We meet on the first Sunday of most months during coffee hour after the 9:30 service. Upcoming dates may change, and will be listed on our events page and in our newsletter. 

Many of us struggle with how to respond to our chaotic and rapidly changing world. Perhaps the most important thing we can do right away is “rethink everything.” Those are simple, but challenging words, and it’s always easier to face such challenges when we do it together! Come join us to examine assumptions, address fears and uncertainties, identify the cultural story that no longer works, and perhaps, explore the nature of trust, truth, loss, hope, love

When we share from our hearts, we find it easier to make changes that Care for Creation.

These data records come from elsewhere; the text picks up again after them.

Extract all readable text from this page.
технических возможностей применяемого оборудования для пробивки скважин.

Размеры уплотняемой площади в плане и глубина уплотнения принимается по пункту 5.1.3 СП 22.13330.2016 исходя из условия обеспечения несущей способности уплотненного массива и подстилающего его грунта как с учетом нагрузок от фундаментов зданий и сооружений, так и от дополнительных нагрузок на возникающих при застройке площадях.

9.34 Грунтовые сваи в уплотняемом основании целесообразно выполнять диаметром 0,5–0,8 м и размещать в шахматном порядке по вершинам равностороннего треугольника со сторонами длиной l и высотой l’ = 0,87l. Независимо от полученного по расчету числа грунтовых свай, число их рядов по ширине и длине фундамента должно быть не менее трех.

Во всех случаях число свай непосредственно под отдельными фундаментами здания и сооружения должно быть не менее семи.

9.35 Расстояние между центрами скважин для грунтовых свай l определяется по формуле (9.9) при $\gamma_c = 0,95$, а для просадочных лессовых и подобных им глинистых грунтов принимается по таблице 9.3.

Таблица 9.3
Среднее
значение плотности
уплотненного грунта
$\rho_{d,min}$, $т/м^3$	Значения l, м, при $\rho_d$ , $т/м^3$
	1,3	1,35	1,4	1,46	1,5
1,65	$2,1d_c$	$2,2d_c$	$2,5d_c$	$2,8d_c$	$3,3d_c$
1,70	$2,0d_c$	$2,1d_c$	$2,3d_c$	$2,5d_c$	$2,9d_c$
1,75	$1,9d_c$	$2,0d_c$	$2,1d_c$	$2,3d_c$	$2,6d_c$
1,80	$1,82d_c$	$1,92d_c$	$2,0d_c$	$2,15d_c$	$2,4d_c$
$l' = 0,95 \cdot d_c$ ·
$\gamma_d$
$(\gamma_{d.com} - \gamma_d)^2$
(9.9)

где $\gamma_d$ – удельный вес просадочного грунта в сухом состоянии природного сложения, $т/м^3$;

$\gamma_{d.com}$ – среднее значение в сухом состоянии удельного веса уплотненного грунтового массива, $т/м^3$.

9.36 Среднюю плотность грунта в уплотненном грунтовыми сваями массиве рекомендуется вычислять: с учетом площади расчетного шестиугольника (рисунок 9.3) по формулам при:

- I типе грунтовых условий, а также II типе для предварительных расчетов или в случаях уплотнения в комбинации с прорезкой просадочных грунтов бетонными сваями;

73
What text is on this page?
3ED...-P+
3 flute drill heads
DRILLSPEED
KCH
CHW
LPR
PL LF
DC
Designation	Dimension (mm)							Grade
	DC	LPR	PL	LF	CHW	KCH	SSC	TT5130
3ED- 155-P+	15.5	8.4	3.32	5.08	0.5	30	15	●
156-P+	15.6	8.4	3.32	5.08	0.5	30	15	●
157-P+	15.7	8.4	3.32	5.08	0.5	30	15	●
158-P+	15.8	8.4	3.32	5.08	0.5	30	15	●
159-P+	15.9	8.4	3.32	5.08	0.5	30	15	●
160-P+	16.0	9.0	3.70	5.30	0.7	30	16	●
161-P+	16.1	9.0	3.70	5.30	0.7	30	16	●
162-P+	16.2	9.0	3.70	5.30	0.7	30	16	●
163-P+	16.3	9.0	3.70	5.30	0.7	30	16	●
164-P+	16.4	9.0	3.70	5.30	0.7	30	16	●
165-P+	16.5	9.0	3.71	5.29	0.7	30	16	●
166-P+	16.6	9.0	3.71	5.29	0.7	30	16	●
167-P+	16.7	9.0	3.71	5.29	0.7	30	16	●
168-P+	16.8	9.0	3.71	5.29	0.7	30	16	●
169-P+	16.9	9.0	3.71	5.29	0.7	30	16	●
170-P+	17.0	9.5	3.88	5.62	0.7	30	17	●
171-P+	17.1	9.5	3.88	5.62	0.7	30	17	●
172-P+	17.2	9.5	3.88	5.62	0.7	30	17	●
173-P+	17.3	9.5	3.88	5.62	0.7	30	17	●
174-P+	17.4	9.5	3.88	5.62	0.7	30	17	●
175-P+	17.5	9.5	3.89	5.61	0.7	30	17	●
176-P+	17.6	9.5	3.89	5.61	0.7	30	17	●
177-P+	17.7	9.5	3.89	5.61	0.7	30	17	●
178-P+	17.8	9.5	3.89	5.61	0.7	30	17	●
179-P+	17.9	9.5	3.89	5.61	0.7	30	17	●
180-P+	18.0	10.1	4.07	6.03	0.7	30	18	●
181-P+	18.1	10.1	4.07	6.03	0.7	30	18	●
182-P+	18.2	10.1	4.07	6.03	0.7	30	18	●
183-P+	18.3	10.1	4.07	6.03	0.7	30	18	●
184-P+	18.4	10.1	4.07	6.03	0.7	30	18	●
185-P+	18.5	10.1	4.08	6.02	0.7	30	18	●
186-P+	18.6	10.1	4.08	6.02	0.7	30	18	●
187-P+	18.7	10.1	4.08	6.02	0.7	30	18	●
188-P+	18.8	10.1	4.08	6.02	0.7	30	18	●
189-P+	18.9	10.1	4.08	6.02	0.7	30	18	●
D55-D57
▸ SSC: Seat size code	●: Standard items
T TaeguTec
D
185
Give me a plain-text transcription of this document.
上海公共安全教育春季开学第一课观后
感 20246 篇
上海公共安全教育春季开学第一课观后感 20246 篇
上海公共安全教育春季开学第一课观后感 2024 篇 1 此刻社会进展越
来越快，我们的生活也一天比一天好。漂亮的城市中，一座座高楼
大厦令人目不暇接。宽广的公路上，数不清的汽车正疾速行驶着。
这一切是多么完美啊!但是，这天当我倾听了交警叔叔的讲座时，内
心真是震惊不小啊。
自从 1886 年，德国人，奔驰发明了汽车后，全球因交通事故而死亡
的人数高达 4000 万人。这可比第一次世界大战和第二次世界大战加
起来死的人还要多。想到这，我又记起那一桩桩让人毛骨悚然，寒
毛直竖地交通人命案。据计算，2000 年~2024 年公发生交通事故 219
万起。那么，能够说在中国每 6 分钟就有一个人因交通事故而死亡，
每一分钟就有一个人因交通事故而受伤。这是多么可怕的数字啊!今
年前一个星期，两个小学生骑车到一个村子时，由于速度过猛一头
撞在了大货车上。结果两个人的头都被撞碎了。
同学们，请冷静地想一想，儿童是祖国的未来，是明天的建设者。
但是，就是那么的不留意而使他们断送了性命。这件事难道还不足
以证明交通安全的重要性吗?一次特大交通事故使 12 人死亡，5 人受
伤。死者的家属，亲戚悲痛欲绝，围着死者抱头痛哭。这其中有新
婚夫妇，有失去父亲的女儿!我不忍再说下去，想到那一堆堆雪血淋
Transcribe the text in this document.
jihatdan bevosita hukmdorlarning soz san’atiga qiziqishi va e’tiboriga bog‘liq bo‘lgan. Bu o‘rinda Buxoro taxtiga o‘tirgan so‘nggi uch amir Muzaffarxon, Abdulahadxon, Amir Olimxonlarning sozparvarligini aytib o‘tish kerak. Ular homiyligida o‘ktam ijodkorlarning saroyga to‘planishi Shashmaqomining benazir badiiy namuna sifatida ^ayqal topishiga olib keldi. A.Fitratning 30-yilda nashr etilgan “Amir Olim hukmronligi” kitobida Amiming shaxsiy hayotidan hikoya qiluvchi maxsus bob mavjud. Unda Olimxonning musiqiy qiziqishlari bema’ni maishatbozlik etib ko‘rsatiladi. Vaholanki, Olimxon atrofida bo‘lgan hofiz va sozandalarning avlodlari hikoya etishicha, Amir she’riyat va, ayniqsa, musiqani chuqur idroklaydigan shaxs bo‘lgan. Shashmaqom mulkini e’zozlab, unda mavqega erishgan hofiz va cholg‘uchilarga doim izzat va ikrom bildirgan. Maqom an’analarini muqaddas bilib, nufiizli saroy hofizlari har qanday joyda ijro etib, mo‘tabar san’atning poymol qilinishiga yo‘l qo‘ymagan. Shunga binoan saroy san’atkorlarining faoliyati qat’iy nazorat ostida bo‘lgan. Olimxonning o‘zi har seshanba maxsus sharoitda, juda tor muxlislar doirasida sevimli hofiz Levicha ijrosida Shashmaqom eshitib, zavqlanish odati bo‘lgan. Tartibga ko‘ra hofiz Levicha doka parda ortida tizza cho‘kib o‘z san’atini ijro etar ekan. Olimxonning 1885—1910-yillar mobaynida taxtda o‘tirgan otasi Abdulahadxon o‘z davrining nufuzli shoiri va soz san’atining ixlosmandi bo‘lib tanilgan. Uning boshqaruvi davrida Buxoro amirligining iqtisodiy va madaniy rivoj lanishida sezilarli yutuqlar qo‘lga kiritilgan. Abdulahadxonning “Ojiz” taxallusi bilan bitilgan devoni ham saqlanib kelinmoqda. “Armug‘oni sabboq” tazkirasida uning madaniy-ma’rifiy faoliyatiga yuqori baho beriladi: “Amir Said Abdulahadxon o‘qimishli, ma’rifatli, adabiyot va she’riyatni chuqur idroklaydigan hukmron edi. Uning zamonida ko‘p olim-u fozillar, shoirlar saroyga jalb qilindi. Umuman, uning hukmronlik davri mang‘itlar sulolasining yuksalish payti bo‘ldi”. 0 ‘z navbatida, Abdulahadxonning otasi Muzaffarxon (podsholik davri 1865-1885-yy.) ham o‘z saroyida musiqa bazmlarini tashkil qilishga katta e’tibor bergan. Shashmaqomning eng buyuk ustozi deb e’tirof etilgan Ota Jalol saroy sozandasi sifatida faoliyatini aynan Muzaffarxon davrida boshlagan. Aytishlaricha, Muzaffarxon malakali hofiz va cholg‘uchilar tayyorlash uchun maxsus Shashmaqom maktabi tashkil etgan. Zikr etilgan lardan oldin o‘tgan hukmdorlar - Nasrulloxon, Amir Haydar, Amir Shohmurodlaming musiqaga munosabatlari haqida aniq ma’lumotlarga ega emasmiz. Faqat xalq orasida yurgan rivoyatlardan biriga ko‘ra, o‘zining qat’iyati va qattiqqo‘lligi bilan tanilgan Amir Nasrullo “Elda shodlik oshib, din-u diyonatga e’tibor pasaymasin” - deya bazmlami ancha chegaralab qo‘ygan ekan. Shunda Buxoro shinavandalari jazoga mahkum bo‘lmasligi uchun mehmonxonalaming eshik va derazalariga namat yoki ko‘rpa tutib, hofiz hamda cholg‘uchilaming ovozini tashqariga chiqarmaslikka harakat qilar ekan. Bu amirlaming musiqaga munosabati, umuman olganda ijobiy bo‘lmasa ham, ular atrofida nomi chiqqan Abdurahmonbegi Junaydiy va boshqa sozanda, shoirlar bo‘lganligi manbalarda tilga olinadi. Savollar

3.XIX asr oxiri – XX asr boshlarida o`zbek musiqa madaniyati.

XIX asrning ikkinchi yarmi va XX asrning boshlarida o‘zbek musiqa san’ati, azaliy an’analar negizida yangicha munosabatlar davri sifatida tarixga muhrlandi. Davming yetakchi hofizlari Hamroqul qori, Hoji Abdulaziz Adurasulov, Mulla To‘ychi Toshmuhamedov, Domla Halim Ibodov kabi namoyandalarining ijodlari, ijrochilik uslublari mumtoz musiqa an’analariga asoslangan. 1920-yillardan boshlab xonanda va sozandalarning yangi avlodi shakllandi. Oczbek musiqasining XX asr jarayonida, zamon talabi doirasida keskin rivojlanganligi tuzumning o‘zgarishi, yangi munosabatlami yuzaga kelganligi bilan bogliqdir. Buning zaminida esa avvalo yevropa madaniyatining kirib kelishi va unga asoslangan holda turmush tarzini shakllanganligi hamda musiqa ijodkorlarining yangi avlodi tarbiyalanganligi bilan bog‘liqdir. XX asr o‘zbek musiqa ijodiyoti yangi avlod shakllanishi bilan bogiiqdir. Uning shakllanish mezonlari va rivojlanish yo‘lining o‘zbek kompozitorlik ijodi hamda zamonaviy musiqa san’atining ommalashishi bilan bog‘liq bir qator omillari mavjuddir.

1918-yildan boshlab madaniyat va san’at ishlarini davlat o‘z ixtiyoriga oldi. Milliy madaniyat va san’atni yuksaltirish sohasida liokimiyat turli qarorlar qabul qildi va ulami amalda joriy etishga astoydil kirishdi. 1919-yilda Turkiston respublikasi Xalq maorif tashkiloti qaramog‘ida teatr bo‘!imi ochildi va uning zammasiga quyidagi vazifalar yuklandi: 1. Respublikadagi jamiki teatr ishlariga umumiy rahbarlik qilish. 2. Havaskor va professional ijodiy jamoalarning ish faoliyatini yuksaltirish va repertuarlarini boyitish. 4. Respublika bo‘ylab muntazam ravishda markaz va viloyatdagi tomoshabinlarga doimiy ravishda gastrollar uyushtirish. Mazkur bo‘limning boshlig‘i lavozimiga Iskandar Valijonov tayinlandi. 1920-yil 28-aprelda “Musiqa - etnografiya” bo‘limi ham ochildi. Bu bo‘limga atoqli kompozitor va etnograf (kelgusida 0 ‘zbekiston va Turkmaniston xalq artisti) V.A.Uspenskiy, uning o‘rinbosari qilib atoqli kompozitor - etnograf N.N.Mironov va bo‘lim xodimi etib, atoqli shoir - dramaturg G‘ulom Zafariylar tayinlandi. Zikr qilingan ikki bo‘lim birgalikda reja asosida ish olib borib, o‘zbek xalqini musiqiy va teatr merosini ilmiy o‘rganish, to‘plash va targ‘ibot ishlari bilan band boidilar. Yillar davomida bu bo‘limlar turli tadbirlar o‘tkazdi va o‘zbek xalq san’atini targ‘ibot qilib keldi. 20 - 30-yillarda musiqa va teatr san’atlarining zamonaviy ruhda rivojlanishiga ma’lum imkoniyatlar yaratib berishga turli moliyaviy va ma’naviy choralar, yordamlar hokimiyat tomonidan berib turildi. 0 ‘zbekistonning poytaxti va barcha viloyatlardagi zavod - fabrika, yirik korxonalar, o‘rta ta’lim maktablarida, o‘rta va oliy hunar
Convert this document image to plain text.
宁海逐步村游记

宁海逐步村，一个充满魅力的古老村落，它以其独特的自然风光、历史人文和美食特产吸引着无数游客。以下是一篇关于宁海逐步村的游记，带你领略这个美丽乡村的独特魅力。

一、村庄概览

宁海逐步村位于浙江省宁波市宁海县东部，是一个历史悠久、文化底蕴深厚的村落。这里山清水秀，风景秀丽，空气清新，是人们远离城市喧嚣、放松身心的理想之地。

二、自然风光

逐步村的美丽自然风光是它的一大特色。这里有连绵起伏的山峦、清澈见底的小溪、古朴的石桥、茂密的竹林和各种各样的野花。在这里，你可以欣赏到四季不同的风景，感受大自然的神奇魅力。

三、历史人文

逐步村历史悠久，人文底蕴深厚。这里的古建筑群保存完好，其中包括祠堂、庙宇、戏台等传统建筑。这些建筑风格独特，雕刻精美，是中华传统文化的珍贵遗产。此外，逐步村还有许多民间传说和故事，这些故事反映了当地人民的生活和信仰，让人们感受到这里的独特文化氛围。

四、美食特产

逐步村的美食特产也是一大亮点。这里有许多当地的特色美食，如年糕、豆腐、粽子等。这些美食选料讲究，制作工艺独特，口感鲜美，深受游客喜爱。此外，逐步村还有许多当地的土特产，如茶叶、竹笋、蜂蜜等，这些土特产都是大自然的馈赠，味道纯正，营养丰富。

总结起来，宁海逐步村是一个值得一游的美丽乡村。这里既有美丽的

Please join us on first Sundays. Everyone welcome. No preparation required! As Steven Charleston writes In Ladder to the Light: Our wisdom is not in what we know but in what we wonder. (p 90)

Let’s grow our wisdom AND our actions by WONDERING together!

Questions? Contact Nancy Peregrine.

 


Grace Is Going Solar!

Grace Episcopal Church is pleased to announce that it has been awarded a Clean Energy Grant from the Washington State Department of Commerce to support the installation of a 32.12 kW solar array on the roof of the church.

This Clean Energy Grant is supported with funding from Washington’s Climate Commitment Act. The CCA supports Washington’s climate action efforts by putting cap-and-invest dollars to work to reduce climate pollution, create jobs, and improve public health. Information about the CCA is available at www.climate.wa.gov.

The system is expected to generate about 30,000 kWh annually and marks an important step in Grace’s commitment to environmental stewardship. It will also support the church’s role as a Bainbridge Island resilience hub, developed in partnership with The Island School, to provide temporary shelter and resources during major disasters.

Grace will also extend the project’s benefits beyond its own campus. The energy savings generated by the solar array will be donated to Fishline to help provide direct relief to neighbors struggling to pay utility bills.

Once the church’s solar system is installed, Grace will host a second public workshop where community members can see the installation firsthand and learn more about how it works.

For more than thirty years, Grace Episcopal Church has been a proud part of the Bainbridge Island/North Kitsap community. Projects like this reflect its ongoing commitment to caring for creation, serving neighbors, and strengthening the resilience of the place we call home.

“We are grateful to be able to play our part in Bainbridge Island’s growing reputation as a leader in climate action and clean energy — and to be doing it alongside so many partners who share that vision.”


Dawn Chorus: Who Were Those Singers??

On April 6, 2025, eleven adventurous early risers came to explore the Grace trails to listen and watch for birds. The air was full of song, but due to misting rain, not many of our feathered friends were visible on the wing. The big treat was seeing a pileated woodpecker hard at work at the top of a tall dead tree. The chorus included song sparrows, white crowned sparrows, golden crowned sparrows, pine siskins, spotted towhees, American robins, yellow-rumped warblers, dark-eyed juncos, Bewick’s wrens, red-winged black birds, chestnut-backed chickadees, and the final glorious aria from a purple finch perched near the parking lot. Over the years, 46 bird species have been spotted on our land, which has great mixed habitat of trees, open areas, flowering shrubs, and a water source just past the fence on the farm property.

The next time you arrive at Grace in the morning, pause and listen for a while. It will bring you joy and hope.

Thank you, Demi Allen, for leading our crew. And thank you to the Cornell Ornithology Lab for the very helpful Merlin app for identifying birdsongs!